It seems to me that expressions of the kind referred to above are
not readily capable of precise definitions, and have
meanings which
by their very nature are less than definite. When it becomes
necessary, therefore, to determine the limits of
the relationships
which they may be employed to describe, particularly in what may be
considered as borderline cases, it is inevitable,
I think, that
particular regard will have to be had to the context in which they
are used in the statutory provision in question
as well as other
indications, whether in the statutes or otherwise, which may present
themselves".
(At
606 F-G)
In
Jaga
v
Donges,
1950(4)
at 662, it is said -
"...the
context... is not limited for the language of the rest of the
statute regarded as throwing light of a dictionary
kind on the part
to be interpreted. Often of more importance is the matter of the
statute, its apparent scope and purpose, and,
within limits, its
background ";
and at
664 -
'Seldom
indeed is language so clear that the possibility of differences of
meaning is wholly excluded, but some language is much
clearer than
other language; the clearer the language the more it dominates over
the context, and vice versa, the less clear
it is the greater the
part that is likely to be played by the context".
»
I turn
first to Chapter IV of the Gambling Law, which deals with licencing
and approval. Section 26 read with section 2(2) of
the Gambling Law
reiterates the limited right to gambling for which it provides.

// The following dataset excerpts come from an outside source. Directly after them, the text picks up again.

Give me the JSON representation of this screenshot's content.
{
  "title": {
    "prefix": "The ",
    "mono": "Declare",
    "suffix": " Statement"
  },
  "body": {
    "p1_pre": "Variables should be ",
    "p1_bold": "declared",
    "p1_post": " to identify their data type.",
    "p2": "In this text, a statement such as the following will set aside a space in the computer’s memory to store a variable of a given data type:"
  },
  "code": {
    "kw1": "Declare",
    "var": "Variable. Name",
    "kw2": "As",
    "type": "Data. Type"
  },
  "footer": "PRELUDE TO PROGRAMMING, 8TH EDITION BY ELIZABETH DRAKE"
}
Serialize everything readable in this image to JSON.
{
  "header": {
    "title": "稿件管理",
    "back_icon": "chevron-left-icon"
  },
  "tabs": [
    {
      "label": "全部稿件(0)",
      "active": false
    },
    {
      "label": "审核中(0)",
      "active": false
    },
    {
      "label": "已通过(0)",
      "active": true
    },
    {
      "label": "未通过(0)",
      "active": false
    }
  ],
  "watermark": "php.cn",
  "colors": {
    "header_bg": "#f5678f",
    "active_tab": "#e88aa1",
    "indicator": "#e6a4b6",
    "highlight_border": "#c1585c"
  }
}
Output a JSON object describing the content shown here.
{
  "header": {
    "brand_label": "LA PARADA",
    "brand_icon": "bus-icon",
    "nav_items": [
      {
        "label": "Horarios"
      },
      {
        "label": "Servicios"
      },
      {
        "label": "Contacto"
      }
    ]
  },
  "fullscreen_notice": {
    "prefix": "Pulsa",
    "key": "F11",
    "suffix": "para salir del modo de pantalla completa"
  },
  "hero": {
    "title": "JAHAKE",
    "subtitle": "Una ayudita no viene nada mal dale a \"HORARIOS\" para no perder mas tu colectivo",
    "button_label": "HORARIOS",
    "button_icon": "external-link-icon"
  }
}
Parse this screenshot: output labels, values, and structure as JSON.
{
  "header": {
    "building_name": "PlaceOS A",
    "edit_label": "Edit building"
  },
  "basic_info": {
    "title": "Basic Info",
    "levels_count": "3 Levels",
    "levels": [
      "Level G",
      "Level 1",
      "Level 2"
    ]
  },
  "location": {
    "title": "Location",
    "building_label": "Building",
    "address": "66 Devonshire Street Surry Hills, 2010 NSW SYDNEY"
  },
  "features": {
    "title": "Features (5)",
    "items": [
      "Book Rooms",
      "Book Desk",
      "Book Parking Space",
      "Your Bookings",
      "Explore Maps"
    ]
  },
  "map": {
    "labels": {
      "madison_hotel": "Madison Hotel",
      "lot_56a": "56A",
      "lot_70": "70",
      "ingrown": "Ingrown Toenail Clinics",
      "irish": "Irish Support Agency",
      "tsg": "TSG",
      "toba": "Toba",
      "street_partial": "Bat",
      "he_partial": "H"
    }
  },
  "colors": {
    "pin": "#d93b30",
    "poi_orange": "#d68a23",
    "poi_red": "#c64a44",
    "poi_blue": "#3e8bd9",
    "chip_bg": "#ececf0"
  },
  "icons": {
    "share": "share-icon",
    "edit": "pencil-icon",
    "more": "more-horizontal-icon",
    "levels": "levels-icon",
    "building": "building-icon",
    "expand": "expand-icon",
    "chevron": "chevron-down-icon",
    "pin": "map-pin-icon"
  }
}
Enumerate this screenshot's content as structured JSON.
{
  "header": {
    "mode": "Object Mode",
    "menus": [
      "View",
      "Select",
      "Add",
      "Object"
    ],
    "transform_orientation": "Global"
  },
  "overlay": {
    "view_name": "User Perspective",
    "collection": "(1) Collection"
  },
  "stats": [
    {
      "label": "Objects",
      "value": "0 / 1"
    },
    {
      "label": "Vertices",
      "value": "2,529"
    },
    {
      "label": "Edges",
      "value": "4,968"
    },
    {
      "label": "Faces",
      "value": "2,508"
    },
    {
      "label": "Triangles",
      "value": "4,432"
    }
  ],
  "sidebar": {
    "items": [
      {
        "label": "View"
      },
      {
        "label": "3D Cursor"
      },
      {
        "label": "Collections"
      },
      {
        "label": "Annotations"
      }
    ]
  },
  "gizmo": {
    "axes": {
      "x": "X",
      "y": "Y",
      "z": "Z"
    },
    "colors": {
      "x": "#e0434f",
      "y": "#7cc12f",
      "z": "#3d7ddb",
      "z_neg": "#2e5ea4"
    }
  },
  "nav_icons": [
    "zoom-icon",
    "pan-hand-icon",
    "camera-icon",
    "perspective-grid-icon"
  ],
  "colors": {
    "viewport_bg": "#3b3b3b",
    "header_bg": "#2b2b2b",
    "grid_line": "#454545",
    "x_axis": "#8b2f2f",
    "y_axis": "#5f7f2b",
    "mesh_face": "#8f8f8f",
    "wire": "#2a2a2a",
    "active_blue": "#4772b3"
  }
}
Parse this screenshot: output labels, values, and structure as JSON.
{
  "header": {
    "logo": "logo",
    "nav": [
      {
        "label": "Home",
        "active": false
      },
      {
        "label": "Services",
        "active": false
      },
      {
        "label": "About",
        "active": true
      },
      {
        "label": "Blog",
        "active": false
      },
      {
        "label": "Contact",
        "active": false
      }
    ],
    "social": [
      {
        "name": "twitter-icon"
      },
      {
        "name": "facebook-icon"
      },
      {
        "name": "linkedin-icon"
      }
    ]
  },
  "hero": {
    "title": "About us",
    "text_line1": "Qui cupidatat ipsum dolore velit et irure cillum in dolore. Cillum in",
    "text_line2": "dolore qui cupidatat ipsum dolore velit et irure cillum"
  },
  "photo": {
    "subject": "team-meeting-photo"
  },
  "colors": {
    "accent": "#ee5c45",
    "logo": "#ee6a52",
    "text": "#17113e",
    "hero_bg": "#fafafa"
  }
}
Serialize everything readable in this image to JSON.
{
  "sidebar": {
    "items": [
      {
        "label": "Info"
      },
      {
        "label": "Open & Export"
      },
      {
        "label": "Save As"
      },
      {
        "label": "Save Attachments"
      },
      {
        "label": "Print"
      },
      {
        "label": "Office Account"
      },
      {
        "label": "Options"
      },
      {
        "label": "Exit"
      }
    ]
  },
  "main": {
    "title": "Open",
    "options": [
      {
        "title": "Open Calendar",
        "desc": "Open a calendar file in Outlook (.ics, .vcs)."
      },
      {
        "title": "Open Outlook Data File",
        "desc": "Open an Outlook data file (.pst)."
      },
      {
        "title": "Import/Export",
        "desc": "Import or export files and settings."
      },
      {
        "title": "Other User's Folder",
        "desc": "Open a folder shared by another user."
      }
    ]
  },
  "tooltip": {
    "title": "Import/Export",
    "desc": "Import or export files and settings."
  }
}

Section 27 sets out all the kinds of licences
which may be granted
by the Western Cape Gambling and Racing Board. Section 28 provides
that a limited class of person qualifies
to be awarded a licence to
conduct gambling. Section 29, in turn sets out those entities and
persons who may not participate
in the conduct of gambling. Persons
excluded include any person who does not qualify as stipulated in
section 28, political office-bearers,
the spouse of certain
disqualified persons and any legal entity in respect of which the
State, an organ of the State or any organisation
with which the
State is concerned has any financial interest in any gambling
activity. Section 30 further extends the disqualification
to obtain
a gambling licence to persons having certain direct or indirect
interests. It introduces the notion of "the power
to exercise a
significant influence over the gambling business" of another.
From
these sections one can infer that the legislature had in mind, on
the one hand, the granting of limited gambling rights to
suitable
persons, and, on the other hand, the exclusion of persons who are
not suitable for reasons of dishonesty, political
office,
insolvency, etc., as well as, generally, any State financial
interest in any gambling activity. The Law does, however,
not
indicate the ambit of the exclusion contained in the words "any
organisation with which the State is 'involved".
To
ascertain the meaning to be given to those words and to ascertain
what limitation, if any, is intended to the wide conotation
thereof,
regard must be had to factors outside the Gambling Law. To the
extent that it is necessary to establish the mischief
aimed at by
the legislature, regard may be had to the report of a judicial
commission of enquiry - see in this regard
Westinghouse
Brake and Equipment v Bilger Engineering,
1986(2)
SA 555 (A) at 562D-563A,
Attorney-General,
Eastern Cape v Blom & Others,
1988(4)
SA 645 (A) 668H-669F and
S
v Makwanyana & Another,
1995(3)
SA 391 (CO at 404-407.
The
Lotteries and Gambling Board was appointed in 1994 in terms of
section 3 of
the
Lotteries and Gambling Board Act No. 210 of 1993. In terms of this
Act the
Board was
requested to report to Government on the advisability of allowing
lotteries
and gambling in South Africa. The investigations of this Board
shortly
preceeded
the passing of the
National Gambling Act, No. 33 of 1996
and of the
Western
Cape Gambling Law. In its interim report of October, 1994, the Board
suggested
that gambling in South Africa should proceed from certain
fundamental
principles,
one of which is that
"...governments
should not have ownership, control, management of or shareholding in
other forms of lotteries or gambling
activities "
(the form
of gambling which is excluded by the words "other forms"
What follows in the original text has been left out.